A 10 year old dog would then be in about the same age condition as a 70 year old human. This rule of thumb is only very roughly applicable, however, on the one hand because neither humans nor dogs age linearly, on the other hand because aging proceeds differently with the different dog breeds and it also depends very much on how a dog is fed, cared for and medically attended.
How old does the dog become on average?
Statistically, how long do dogs actually live and which dog breeds have the highest life expectancy? As a rule, smaller dog breeds live longer than medium-sized ones, and large dogs live for a much shorter time than smaller ones. Rehpinscher, Chihuahua or dwarf poodle, for example, have an average statistical life expectancy of 16 years, individual representatives of small dog breeds may well live to 20 years.
Medium-sized dog breeds such as spaniels, beagles and collies have an average life expectancy of 12 to 13 years, and very large dogs such as St. Bernards, Irish wolfhounds, German shepherds and Great Danes only live for about 6 to 8 years, statistically speaking. But of course these are only statistical values.
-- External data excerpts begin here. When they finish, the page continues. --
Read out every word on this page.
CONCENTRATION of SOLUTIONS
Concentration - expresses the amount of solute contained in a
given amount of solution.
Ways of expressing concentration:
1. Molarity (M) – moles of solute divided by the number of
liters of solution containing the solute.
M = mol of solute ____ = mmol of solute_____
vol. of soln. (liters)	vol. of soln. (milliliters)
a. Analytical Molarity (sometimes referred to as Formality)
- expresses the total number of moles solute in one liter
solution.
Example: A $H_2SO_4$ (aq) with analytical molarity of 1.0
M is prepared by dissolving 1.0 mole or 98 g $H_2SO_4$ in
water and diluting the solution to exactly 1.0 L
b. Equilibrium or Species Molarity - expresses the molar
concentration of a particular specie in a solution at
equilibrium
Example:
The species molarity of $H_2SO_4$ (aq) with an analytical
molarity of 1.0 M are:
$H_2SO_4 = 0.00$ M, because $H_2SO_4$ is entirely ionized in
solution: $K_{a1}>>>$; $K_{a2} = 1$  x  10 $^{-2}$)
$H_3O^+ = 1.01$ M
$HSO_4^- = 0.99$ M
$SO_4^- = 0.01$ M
Large deviations upwards or downwards occur again and again. If you look at the ancestors of today's dog breeds, the wolves, they have about the size of medium dogs and their life expectancy is on average about 12 years, in captivity about 15 years.
What is the reason for the different life expectancy of the dogs?
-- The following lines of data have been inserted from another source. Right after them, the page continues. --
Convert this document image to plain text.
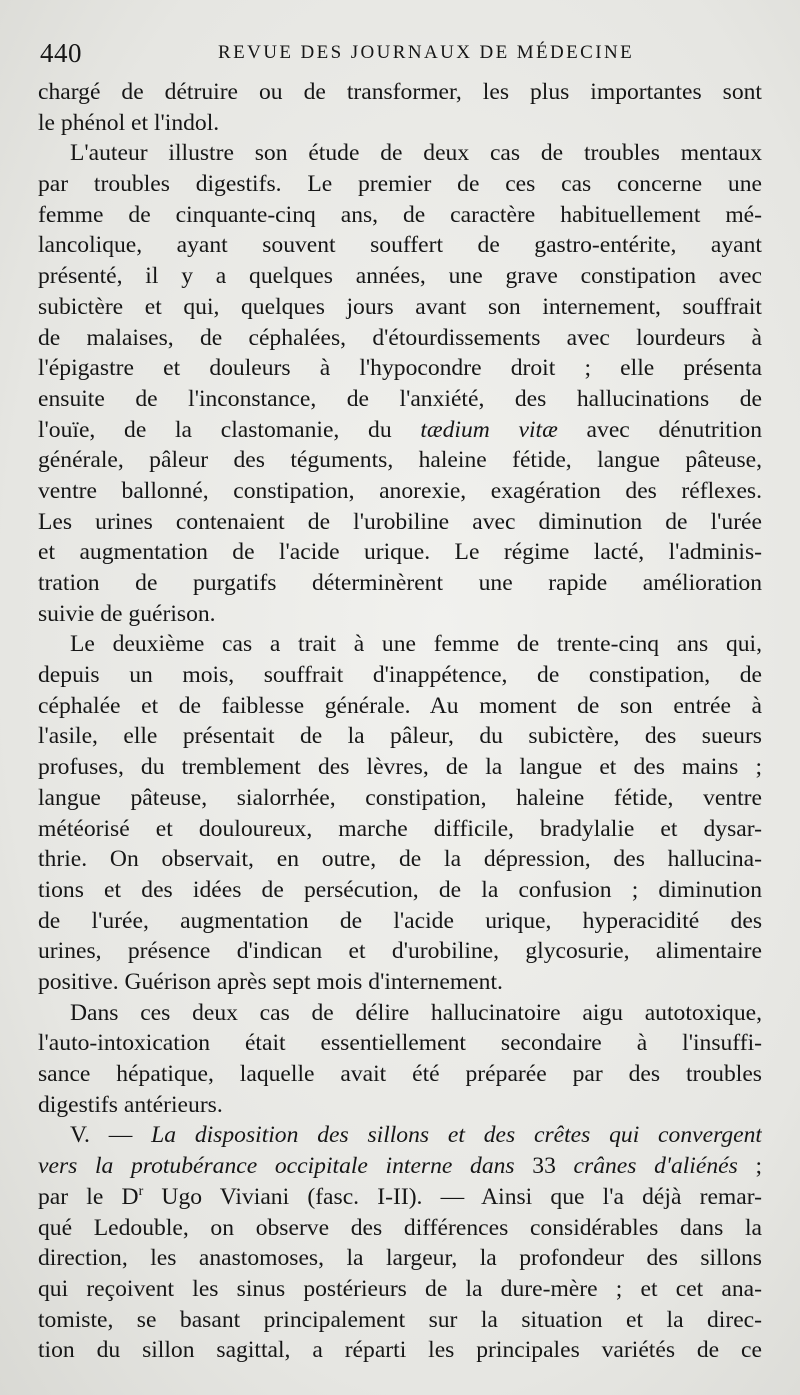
440	REVUE DES JOURNAUX DE MÉDECINE
chargé de détruire ou de transformer, les plus importantes sont
le phénol et l'indol.
L'auteur illustre son étude de deux cas de troubles mentaux
par troubles digestifs. Le premier de ces cas concerne une
femme de cinquante-cinq ans, de caractère habituellement mé-
lancolique, ayant souvent souffert de gastro-entérite, ayant
présenté, il y a quelques années, une grave constipation avec
subictère et qui, quelques jours avant son internement, souffrait
de malaises, de céphalées, d'étourdissements avec lourdeurs à
l'épigastre et douleurs à l'hypocondre droit ; elle présenta
ensuite de l'inconstance, de l'anxiété, des hallucinations de
l'ouïe, de la clastomanie, du tædium vitæ avec dénutrition
générale, pâleur des téguments, haleine fétide, langue pâteuse,
ventre ballonné, constipation, anorexie, exagération des réflexes.
Les urines contenaient de l'urobiline avec diminution de l'urée
et augmentation de l'acide urique. Le régime lacté, l'adminis-
tration de purgatifs déterminèrent une rapide amélioration
suivie de guérison.
Le deuxième cas a trait à une femme de trente-cinq ans qui,
depuis un mois, souffrait d'inappétence, de constipation, de
céphalée et de faiblesse générale. Au moment de son entrée à
l'asile, elle présentait de la pâleur, du subictère, des sueurs
profuses, du tremblement des lèvres, de la langue et des mains ;
langue pâteuse, sialorrhée, constipation, haleine fétide, ventre
météorisé et douloureux, marche difficile, bradylalie et dysar-
thrie. On observait, en outre, de la dépression, des hallucina-
tions et des idées de persécution, de la confusion ; diminution
de l'urée, augmentation de l'acide urique, hyperacidité des
urines, présence d'indican et d'urobiline, glycosurie, alimentaire
positive. Guérison après sept mois d'internement.
Dans ces deux cas de délire hallucinatoire aigu autotoxique,
l'auto-intoxication était essentiellement secondaire à l'insuffi-
sance hépatique, laquelle avait été préparée par des troubles
digestifs antérieurs.
V. — La disposition des sillons et des crêtes qui convergent
vers la protubérance occipitale interne dans 33 crânes d'aliénés ;
par le $D^r$ Ugo Viviani (fasc. I-II). — Ainsi que l'a déjà remar-
qué Ledouble, on observe des différences considérables dans la
direction, les anastomoses, la largeur, la profondeur des sillons
qui reçoivent les sinus postérieurs de la dure-mère ; et cet ana-
tomiste, se basant principalement sur la situation et la direc-
tion du sillon sagittal, a réparti les principales variétés de ce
What is the reason that smaller dogs have a higher life expectancy than larger dogs is not yet completely clear scientifically. In a way, it is even illogical, considering that, in principle, large animal species live longer than small ones. The elephant will normally live much older than the mouse, the horse older than the brown hare. But the different life expectancies of dogs do not concern the animal species dog per se, but the specific dog breeds. And there are very few animal species that differ so much from each other in size, weight and physique, depending on the breed, as dogs do. They can weigh 2 kg when full grown, but also over 70 kg. The shoulder height can be at 25 cm but equally well 80 cm and beyond.
On the other hand, if we look at the birth weight of the puppies, for example, a newborn Papillon (a dwarf spaniel) weighs on average 0.16 kg and a Great Dane puppy weighs on average 0.74 kg. When fully grown, the Papillon weighs about 3 kg, but the Great Dane weighs 85 kg. So the dwarf dog multiplies its birth weight about 48 times, the Great Dane over 85 times.
The huge growth performance that especially large dogs have to accomplish in a short time is very likely the reason why they age and die faster. They need particularly much energy to grow and at the same time also to maintain the function of all organs.
This energy should be lacking to a certain extent to intercept the so-called free radicals, which cause cell damage in the organism or also to be able to repair this cell damage again and again. That is why the aging process begins earlier in large breeds of dogs and is also somewhat steeper. The life expectancy, i.e. the biological lifetime, is therefore reduced.
What else influences the life expectancy of dogs?
Of course, it is also determined by the attitude of the dog. Does he get healthy nutritious food, enough exercise, good care? The possibility of being able to intervene and support with effective medication in the case of diseases and organ damage also has a certain influence on life expectancy.